Het oordeel van de rechtbank.
De primaire verdenking tegen verdachte komt er - kort gezegd - op neer dat hij zich in de periode van 1 februari 2017 tot en met 1 juni 2018 schuldig heeft gemaakt aan mensenhandel. De tenlastelegging is geënt op de delictsomschrijvingen van artikel 273f, eerste lid, onderdelen 1, 4, 6 en 9 van het Wetboek van Strafrecht (hierna ook WvSr).
De subsidiaire verdenking tegen verdachte komt er - kort gezegd - op neer dat hij zich op 14 februari 2017 schuldig heeft gemaakt aan de mishandeling van [slachtoffer] .

1.primair: mensenhandel

De destijds 23-jarige [slachtoffer] , verder te noemen aangeefster, heeft op 8 oktober 2018 aangifte gedaan tegen verdachte. Zij stelt - kort en zakelijk weergegeven - dat zij begin februari 2017 van verdachte een advertentie moest aanmaken op [website] en dat zij vanaf toen seks moest hebben met andere mannen tegen betaling. Verdachte vervoerde haar naar klanten, zorgde voor een werkplek bij [betrokkene] te Rosmalen en verschafte haar onderdak. Volgens aangeefster dwong hij haar tot prostitutie door fysiek en verbaal geweld en zij moest al haar inkomsten aan hem afdragen. Aangeefster verklaart dat zij dit allemaal deed omdat ze bang voor verdachte was en bang was hem kwijt te raken.
Verdachte ontkent aangeefster te hebben aangezet of gedwongen tot prostitutie. Kort gezegd verklaart verdachte dat hij haar soms vervoerde naar klanten en dat hij soms ook aanwezig was in het huis van [betrokkene] waar zij klanten ontving. Maar hij heeft haar niet uitgebuit en heeft ook niet van haar geprofiteerd toen ze in de prostitutie werkzaam was. Zij deed dit vrijwillig. Hij geeft aan dat hij lange tijd een relatie met aangeefster had, dat zij samen een kind kregen en dat hij enige tijd met haar heeft samengewoond. Er was inderdaad sprake van geweld in de relatie, veelal verbaal geweld, maar dat was over en weer. Aangeefster schuwde zelf het geweld niet. Hij is zelfs een keer door aangeefster met een mes gestoken, aldus verdachte.

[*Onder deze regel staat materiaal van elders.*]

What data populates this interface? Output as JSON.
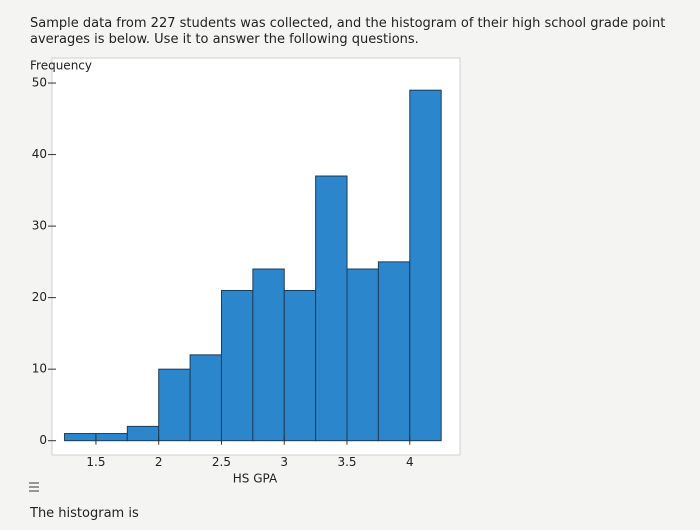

Voor een bewezenverklaring van de tenlastelegging die is geënt op artikel 273f, eerste lid, onderdelen 1, 4 en 9 van het Wetboek van Strafrecht is vereist dat komt vast te staan dat gebruik is gemaakt van één of meer van de in het eerste onderdeel van dit wetsartikel genoemde dwangmiddelen, te weten dwang, geweld of een andere feitelijkheid of dreiging met geweld of een andere feitelijkheid, door misleiding of misbruik van overwicht of misbruik van een kwetsbare positie. Daarnaast is in die gevallen (alsmede voor het sub 6 tenlastegelegde) voor een bewezenverklaring vereist dat er sprake is van (oogmerk) van uitbuiting. De vraag of sprake is van uitbuiting is sterk verweven met de omstandigheden van het geval. Daarbij komt onder meer betekenis toe aan de aard en duur van de werkzaamheden, de beperkingen die zij voor betrokkene meebrengen en het economisch voordeel dat daarmee wordt behaald door de verdachte. Bij de weging van deze en andere relevante factoren dienen de in de Nederlandse samenleving geldende maatstaven als referentiekader te worden gehanteerd.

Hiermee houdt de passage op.